Centro rifiuti, partiti i ricorsi «Illegittimi gli atti del Comune»

Comitati cittadini e aziende della zona contro la realizzazione dell’impianto a Fonte dell’Olmo Gli oppositori puntano sui mancati espropri e sull’assenza di valutazione di impatto ambientale
ROSETO. Sono partiti ieri i ricorsi al Tar, presentati da diverse associazioni e attività commerciali contro il Comune di Roseto e la Provincia di Teramo, per bloccare i progetti di realizzazione del centro del riuso e del centro di raccolta rifiuti nel quartiere Fonte dell’Olmo.
Gli atti, che sono stati notificati ieri al Tar dell’Aquila e che saranno depositati tra circa 10 giorni, sono firmati dai rappresentanti dei tre comitati e associazioni cittadine, ovvero Lorena Mastrilli per il comitato “quartiere Fonte dell’Olmo”, Monia Petraccia per il comitato “No al centro raccolta rifiuti nel cuore della cittadella dello sport”, e Marcello Di Febo per le associazioni sportive, oltre all’Ascom Abruzzo e alle tre aziende della zona, cioè “Acqua & Sapone”, “Globo” e “Dis Project”, rappresentati dagli avvocati Vincenzo Antonucci e Quirino Ciccocioppo del foro di Lanciano. I ricorsi, che puntano ad annullare le delibere relative ai finanziamenti e all’approvazione dei due progetti per il centro di raccolta rifiuti e il centro del riuso, si basano su tre motivazioni. La prima riguarda l’adozione della variante urbanistica semplificata in merito al terreno, giudicata “illegittima” nel ricorso: «Nel caso in esame», si legge nel ricorso, «non poteva essere posta in essere la procedura di variante semplificata, di cui all’articolo 19 del dpr 327 del 2001, come risulta palesemente dagli atti gravati, che il Comune di Roseto essendo proprietario del terreno su cui erigere i due centri, non procedeva al preventivo vincolo di esproprio e approvava il relativo progetto definitivo non indicando il detto vincolo di esproprio».

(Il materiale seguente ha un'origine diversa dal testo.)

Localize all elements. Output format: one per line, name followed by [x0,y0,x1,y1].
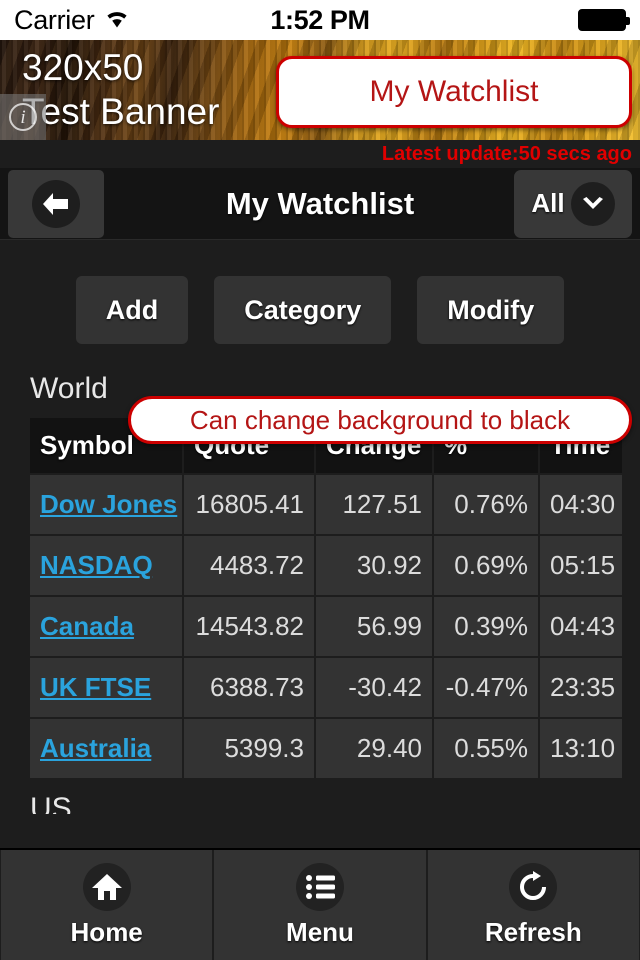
modify-button[interactable]: Modify [417,276,565,344]
carrier-label: Carrier [14,4,95,35]
time-cell: 04:43 [540,597,622,656]
time-cell: 05:15 [540,536,622,595]
symbol-link[interactable]: Dow Jones [40,489,177,519]
navigation-bar: My Watchlist All [0,168,640,240]
symbol-cell: Canada [30,597,182,656]
time-cell: 04:30 [540,475,622,534]
info-icon: i [9,103,37,131]
latest-update-text: Latest update:50 secs ago [381,142,632,165]
table-row[interactable]: Canada 14543.82 56.99 0.39% 04:43 [30,597,622,656]
table-row[interactable]: UK FTSE 6388.73 -30.42 -0.47% 23:35 [30,658,622,717]
battery-full-icon [578,9,630,31]
filter-dropdown[interactable]: All [514,169,632,238]
ad-banner-text: 320x50 Test Banner [22,47,220,132]
refresh-icon [509,862,558,911]
percent-cell: -0.47% [434,658,538,717]
change-cell: -30.42 [316,658,432,717]
tab-menu-label: Menu [286,916,354,947]
arrow-left-icon [32,179,80,228]
symbol-cell: Australia [30,719,182,778]
change-cell: 30.92 [316,536,432,595]
change-cell: 127.51 [316,475,432,534]
symbol-link[interactable]: UK FTSE [40,672,151,702]
add-button[interactable]: Add [75,276,189,344]
section-title-us: US [30,792,72,814]
list-icon [295,862,344,911]
bottom-tab-bar: Home Menu Refresh [0,848,640,960]
percent-cell: 0.69% [434,536,538,595]
status-bar: Carrier 1:52 PM [0,0,640,40]
quote-cell: 4483.72 [184,536,314,595]
filter-dropdown-label: All [531,188,565,218]
symbol-link[interactable]: NASDAQ [40,550,153,580]
category-button[interactable]: Category [214,276,392,344]
symbol-link[interactable]: Canada [40,611,134,641]
percent-cell: 0.55% [434,719,538,778]
status-left-group: Carrier [14,5,130,36]
quote-cell: 6388.73 [184,658,314,717]
quote-cell: 5399.3 [184,719,314,778]
back-button[interactable] [8,169,104,238]
table-row[interactable]: Australia 5399.3 29.40 0.55% 13:10 [30,719,622,778]
quote-cell: 16805.41 [184,475,314,534]
tab-home[interactable]: Home [1,850,213,960]
percent-cell: 0.76% [434,475,538,534]
app-screen: Carrier 1:52 PM 320x50 Test Banner i Lat… [0,0,640,960]
tab-home-label: Home [70,916,143,947]
wifi-icon [104,8,130,33]
tab-refresh[interactable]: Refresh [427,850,639,960]
symbol-link[interactable]: Australia [40,733,151,763]
callout-change-background: Can change background to black [128,396,632,444]
symbol-cell: Dow Jones [30,475,182,534]
tab-refresh-label: Refresh [484,916,582,947]
time-cell: 13:10 [540,719,622,778]
action-button-row: Add Category Modify [0,240,640,344]
quote-cell: 14543.82 [184,597,314,656]
ad-info-badge[interactable]: i [0,94,46,140]
table-row[interactable]: Dow Jones 16805.41 127.51 0.76% 04:30 [30,475,622,534]
change-cell: 56.99 [316,597,432,656]
symbol-cell: NASDAQ [30,536,182,595]
latest-update-bar: Latest update:50 secs ago [0,140,640,168]
status-right-group [578,9,630,31]
change-cell: 29.40 [316,719,432,778]
home-icon [82,862,131,911]
percent-cell: 0.39% [434,597,538,656]
time-cell: 23:35 [540,658,622,717]
callout-my-watchlist: My Watchlist [276,56,632,128]
table-row[interactable]: NASDAQ 4483.72 30.92 0.69% 05:15 [30,536,622,595]
tab-menu[interactable]: Menu [214,850,426,960]
chevron-down-icon [570,181,615,226]
quote-table-world: Symbol Quote Change % Time Dow Jones 168… [28,416,624,780]
symbol-cell: UK FTSE [30,658,182,717]
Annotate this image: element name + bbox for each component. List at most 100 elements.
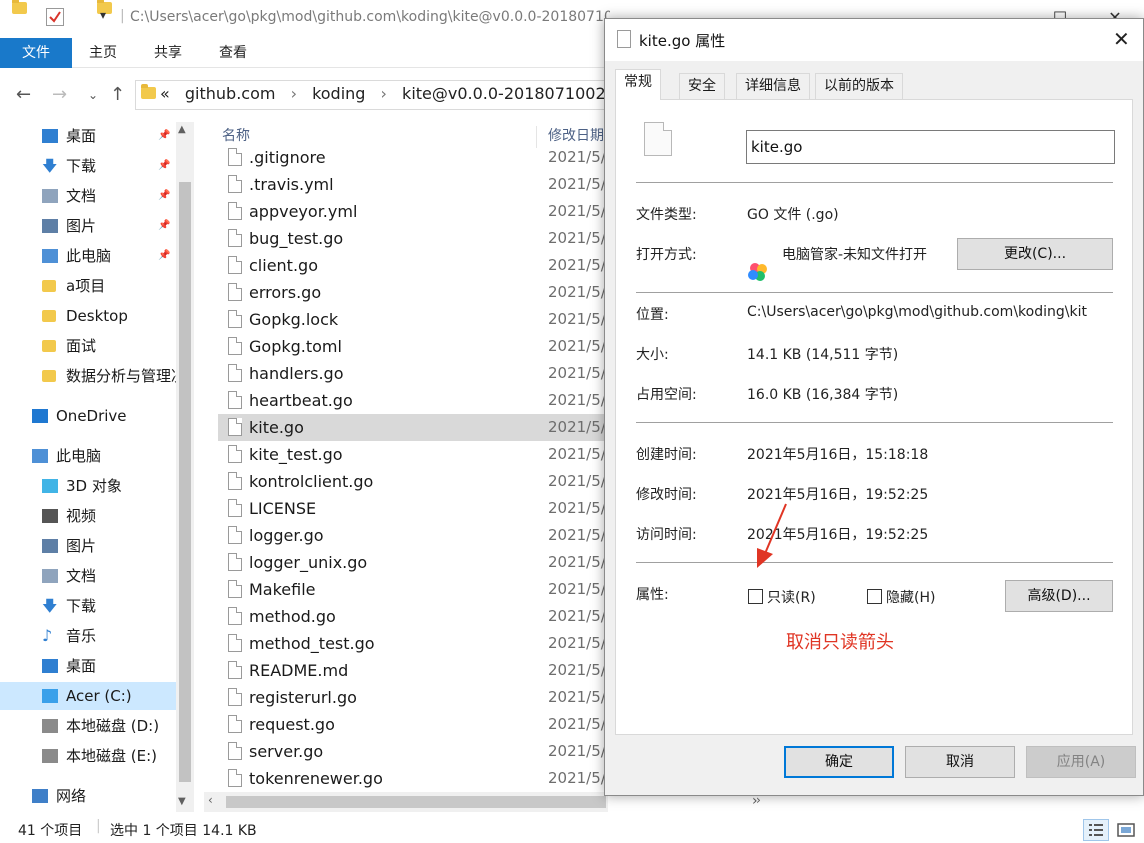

Nella seconda motivazione si sottolinea che «la delibera del consiglio provinciale di Teramo numero 33 del 2020, e la successiva delibera del consiglio comunale di Roseto numero 49 del 2020 si presentano illegittimi per violazione dell’articolo 107 del decreto legislativo 267 del 2000, in quanto la verifica puntuale della dotazione di standard di verde pubblico attrezzato veniva posta in essere non dal dirigente competente ma da un organo politico, ovvero un assessore»; infine il terzo motivo si riferisce alla valutazione ambientale strategica e alla valutazione di impatto ambientale, e nel ricorso si evidenzia che «la verifica della non assoggettabilità a Vas della variante in esame si presenta illegittima e viziata, in quanto il Comune di Roseto individuava ai fini della verifica l’autorità procedente e quella competente in capo al medesimo organo, ovvero il dirigente del settore tecnico del Comune, non garantendo che l’autorità fosse imparziale e indipendente». Le associazioni e i comitati in una nota precisano che «rimane l’amaro in bocca per aver dovuto procedere con un ricorso che nelle peggiori delle ipotesi ricadrà su noi cittadini e non sugli amministratori che, con sorda ostinazione, non hanno voluto rivalutare la localizzazione del progetto in un’area più idonea ma hanno scelto di snaturare un quartiere a vocazione sportiva che poco a che vedere con la gestione dei rifiuti». E così continuano «Ci auguriamo che il Tar, accogliendo le gravi anomalie procedurali che gli avvocati hanno individuato, blocchi il progetto ed eviti un danno all’intera comunità. Ringraziamo tutti i consiglieri di opposizione che ci hanno appoggiato, ovvero Mario Nugnes, Rosaria Ciancaione, Enio Pavone e Angelo Marcone, e grazie a tutti voi per il sostegno e l’interesse mostrato fino a ora, segno che i cittadini sono consapevoli e sanno difendere la propria città». Il Comune ora valuterà i termini del ricorso e poi deciderà il da farsi.